The dressy 40mm watch sports the original Healey logo on the dial, just adjacent to the off-center small seconds hand at 9 o’clock. Around the decidedly matte dial is the flange displaying the sixty-minute scale. Frederique Constant has engraved each watch’s caseback with a Healey automobile in action. (See below for additional technical details).

Frederique Constant will make 888 examples of the grey-dialed Vintage Rally Healey Automatic Small Seconds, with each arriving in a gift set alongside a miniature replica of a vintage Austin-Healy automobile.

Custom green

For buyers outside the United States, or by special order in the United States, two additional Vintage Rally watches are also available.

For these ‘international models” Frederique Constant offers a green dial and a blue dial, both colors that allude to the Austin-Healey company. One model features British racing green while the other offers a dial in navy blue within a rose gold-plated case. This model’s hour markers, hands and crown are also navy blue, which is hinted on the leather strap as well.

Only the grey model ($1,595) is available in the United States. As noted, the two “international” models are available here only by special order. Prices: $2,175 (Blue dial/rose-gold plated case) and $1,957 (Green dial, steel case).
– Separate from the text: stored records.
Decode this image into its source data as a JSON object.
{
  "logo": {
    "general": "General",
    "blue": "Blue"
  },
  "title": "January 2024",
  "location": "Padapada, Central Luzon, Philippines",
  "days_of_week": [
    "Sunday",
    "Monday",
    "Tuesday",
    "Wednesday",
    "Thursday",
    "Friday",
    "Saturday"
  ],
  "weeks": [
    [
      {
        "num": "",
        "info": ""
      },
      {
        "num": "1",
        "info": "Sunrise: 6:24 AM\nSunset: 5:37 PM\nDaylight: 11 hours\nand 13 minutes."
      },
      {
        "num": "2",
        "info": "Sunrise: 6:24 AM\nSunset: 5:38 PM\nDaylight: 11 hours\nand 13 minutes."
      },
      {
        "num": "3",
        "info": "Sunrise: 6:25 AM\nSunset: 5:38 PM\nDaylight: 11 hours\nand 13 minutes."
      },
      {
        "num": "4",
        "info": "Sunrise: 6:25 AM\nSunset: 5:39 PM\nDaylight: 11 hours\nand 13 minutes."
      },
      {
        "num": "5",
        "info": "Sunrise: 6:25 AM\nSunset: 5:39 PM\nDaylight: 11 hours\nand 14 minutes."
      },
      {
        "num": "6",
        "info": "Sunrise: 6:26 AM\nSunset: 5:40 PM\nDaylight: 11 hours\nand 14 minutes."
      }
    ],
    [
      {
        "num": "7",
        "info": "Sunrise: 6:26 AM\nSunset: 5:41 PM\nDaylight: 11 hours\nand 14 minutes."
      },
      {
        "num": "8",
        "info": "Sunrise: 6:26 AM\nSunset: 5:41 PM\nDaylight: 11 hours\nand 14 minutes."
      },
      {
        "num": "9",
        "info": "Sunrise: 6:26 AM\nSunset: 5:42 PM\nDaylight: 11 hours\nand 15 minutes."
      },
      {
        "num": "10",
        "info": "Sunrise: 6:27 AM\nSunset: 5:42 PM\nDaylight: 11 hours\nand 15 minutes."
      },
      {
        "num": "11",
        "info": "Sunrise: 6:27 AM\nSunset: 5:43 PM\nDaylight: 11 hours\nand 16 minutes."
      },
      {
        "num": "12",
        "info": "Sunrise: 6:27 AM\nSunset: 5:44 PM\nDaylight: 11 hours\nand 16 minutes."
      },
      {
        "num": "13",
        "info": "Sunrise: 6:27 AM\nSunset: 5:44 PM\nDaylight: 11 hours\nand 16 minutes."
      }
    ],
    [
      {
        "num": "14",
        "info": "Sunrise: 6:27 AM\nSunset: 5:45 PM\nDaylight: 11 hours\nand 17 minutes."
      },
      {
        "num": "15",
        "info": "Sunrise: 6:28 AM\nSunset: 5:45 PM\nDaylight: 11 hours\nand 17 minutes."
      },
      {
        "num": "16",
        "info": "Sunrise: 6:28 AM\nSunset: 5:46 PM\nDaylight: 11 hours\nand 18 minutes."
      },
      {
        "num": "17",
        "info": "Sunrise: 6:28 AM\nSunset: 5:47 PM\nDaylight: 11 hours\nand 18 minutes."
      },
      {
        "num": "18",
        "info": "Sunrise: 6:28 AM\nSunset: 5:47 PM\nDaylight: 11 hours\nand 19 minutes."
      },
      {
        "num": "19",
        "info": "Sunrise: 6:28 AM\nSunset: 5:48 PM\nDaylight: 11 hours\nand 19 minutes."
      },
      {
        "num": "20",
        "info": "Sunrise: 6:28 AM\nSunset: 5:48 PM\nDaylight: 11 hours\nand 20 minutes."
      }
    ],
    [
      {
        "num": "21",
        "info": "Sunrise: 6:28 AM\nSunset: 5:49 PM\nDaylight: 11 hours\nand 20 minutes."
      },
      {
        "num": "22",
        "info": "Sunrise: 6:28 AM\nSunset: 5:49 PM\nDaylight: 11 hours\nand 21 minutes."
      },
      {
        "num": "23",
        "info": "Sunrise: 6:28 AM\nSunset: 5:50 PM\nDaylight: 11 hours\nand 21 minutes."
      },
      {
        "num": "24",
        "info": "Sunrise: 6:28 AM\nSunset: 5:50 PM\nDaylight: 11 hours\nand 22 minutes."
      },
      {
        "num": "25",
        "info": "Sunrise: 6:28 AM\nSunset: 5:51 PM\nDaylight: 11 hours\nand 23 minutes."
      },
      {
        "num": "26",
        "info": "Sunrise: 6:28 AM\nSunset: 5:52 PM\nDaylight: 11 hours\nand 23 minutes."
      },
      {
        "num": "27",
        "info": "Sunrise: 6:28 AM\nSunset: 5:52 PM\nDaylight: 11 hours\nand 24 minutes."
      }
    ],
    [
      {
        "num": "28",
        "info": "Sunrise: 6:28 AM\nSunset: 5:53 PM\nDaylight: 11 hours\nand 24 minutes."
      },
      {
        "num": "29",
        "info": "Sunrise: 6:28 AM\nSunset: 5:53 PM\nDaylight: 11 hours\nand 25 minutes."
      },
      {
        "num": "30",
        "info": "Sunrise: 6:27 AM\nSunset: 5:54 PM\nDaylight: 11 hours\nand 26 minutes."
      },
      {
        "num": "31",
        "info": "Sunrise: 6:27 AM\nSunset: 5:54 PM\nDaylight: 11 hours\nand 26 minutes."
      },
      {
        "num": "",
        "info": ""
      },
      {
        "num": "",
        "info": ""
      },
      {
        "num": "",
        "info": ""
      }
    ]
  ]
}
Specifications: Frederique Constant Vintage Rally Healey Automatic Small Seconds (Limited edition of 888.)

Movement: ETA-based FC-345 automatic caliber with 38-hour power reserve.

Case: 40mm by 11.15mm polished steel, two-part case, convex sapphire crystal, engraved case-back with Healey Noj 393 vintage car. Water resistant to 50 meters.

Dial: Grey with matte finishing, white inner ring with printed seconds graduation
, silver color applied indexes with white luminous treatment, hand-polished silver color hour and minute hands with white luminous treatment, small seconds counter at 9 o’clock w/red hand
, date window at 3 o’clock.

Strap: Grey calf leather with light grey stitching.